Frühe Blüte oder große Rübe? Für Landwirte ist die Frage existenzentscheidend. Zu viele "Unkrautrüben", die zwar blühen aber so gut wie keine Wurzel ausbilden machen Arbeit und ruinieren die Ernte. Ein internationales Forscherteam aus Deutschland und Schweden hat jetzt das Schossgen der Zuckerrübe identifiziert. Für die Pflanzenzüchtung ein großer Erfolg, denn das Schossgen B bestimmt, wann die Rüben blühen und damit auch, wie groß am Ende die Rübenwurzel ausfällt. Wie die Wissenschaftler in der Fachzeitschrift Current Biology (2012, Online-Publikation) beschreiben, hilft diese Erkenntnis nicht nur, Saatmischungen zu verbessern und Erträge zu steigern. Die Zuckerrübe könnte sogar zu einem neuen Modellorganismus in der Pflanzenzucht werden – ähnlich den Mäusen in der Krebsforschung. Das Projekt wurde unter anderem vom Bundesforschungsministerium im Rahmen des Pflanzenzuchtprogramms GABI-GENOFLOR gefördert.

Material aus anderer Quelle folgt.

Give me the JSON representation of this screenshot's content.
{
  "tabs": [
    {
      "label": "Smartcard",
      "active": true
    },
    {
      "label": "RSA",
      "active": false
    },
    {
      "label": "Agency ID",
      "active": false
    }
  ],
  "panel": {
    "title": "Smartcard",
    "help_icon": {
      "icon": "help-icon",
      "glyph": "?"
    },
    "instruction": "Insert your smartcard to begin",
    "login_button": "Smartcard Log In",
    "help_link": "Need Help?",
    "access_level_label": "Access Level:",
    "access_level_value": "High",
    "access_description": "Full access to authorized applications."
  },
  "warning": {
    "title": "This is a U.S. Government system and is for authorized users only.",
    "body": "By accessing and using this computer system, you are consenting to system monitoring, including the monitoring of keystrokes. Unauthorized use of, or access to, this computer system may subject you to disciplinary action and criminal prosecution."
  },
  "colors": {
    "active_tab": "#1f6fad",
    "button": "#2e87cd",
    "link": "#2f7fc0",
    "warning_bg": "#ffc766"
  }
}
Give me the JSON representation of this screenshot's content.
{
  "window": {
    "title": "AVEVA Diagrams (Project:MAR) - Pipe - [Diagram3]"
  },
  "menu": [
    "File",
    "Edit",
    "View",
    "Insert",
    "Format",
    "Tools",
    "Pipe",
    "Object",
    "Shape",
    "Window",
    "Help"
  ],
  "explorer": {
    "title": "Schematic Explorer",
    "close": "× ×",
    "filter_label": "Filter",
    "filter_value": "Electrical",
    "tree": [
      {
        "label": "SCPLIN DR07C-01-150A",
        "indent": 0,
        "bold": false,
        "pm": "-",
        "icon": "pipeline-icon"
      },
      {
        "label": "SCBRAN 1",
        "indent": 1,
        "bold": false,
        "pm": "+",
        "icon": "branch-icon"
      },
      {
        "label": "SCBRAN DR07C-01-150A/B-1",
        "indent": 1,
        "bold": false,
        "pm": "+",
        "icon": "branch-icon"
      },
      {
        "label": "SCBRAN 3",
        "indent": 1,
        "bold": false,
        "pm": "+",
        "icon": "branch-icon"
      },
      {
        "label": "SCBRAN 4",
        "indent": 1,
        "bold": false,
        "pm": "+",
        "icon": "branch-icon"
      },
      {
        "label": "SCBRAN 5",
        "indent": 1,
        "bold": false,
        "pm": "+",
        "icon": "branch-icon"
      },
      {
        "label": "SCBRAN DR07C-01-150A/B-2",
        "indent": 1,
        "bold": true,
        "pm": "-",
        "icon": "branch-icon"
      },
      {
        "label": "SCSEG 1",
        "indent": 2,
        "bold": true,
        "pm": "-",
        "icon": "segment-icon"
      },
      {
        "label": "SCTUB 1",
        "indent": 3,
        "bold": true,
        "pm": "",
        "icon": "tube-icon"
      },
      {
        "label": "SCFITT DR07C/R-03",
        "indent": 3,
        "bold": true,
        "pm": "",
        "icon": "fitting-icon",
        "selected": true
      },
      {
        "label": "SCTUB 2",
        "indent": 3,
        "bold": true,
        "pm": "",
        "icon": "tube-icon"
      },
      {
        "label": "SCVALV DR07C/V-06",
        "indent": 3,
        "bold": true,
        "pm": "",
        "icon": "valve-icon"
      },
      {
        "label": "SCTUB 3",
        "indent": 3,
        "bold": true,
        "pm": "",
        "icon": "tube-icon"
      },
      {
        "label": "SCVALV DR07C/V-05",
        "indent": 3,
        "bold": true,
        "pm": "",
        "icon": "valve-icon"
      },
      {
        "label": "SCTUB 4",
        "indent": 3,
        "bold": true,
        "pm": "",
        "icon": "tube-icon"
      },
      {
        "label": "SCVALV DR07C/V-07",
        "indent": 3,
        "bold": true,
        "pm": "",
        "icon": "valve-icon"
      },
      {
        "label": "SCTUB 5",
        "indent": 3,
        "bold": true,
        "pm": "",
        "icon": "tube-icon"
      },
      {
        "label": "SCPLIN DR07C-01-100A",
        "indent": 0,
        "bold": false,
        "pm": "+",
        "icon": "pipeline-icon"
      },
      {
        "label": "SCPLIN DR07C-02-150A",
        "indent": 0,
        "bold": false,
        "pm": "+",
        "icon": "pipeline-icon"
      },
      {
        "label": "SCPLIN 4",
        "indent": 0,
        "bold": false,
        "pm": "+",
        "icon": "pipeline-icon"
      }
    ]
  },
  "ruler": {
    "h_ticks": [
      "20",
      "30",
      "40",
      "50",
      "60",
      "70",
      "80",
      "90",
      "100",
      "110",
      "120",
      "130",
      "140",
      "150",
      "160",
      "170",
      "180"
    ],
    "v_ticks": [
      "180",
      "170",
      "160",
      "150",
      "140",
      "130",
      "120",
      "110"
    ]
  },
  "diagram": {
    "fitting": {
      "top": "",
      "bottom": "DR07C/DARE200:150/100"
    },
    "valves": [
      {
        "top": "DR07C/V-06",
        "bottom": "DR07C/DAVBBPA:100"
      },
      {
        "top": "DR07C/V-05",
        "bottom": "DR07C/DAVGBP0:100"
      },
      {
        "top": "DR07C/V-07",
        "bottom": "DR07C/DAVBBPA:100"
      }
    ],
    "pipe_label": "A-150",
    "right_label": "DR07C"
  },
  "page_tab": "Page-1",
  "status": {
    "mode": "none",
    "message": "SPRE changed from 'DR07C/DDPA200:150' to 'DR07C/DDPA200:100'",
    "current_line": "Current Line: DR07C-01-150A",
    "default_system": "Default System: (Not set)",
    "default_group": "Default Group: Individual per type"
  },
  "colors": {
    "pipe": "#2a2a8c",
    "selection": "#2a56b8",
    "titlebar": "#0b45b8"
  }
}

Fünf Jahre lang haben die Forscher der Christian-Albrechts-Universität Kiel (CAU) und des Umea Plant Science Centre nach dem Schossgen gesucht, jetzt ist es identifiziert: BvBTC1 bestimmt die Rübengröße. Nicht direkt, sondern indem es dafür sorgt, dass die Rübe blüht, womit das Wurzelwachstum bei Zuckerrüben beendet wird. Landwirte versuchen deshalb, das Blühen der Rüben hinaus zu zögern oder zu verhindern, denn je eher eine Pflanze blüht, desto kleiner ist der Zuckerrübenertrag.

Frühe Blüte verhindern

Kommerzielle Saatmischungen enthalten oft Saatkörner, aus denen zu früh blühende Pflanzen hervor gehen. Das hat nicht nur Auswirkungen auf die aktuelle, sondern auch spätere Ernten, denn die Schosser setzen Samen aus, die bis zu 20 Jahre keimfähig bleiben. Grund dafür sind möglicherweise die Vorfahren der Zuckerrübe: Die Wildbete, die bereits in ihrem ersten Wachstumsjahr blüht und überhaupt keine Rübe ausbildet. Die industrielle Zuckerrübe hingegen bildet eine große Wurzel aus und wird extra von Frühjahr bis Herbst kultiviert, weil niedrige Temperaturen sonst eine frühe Blüte provozieren.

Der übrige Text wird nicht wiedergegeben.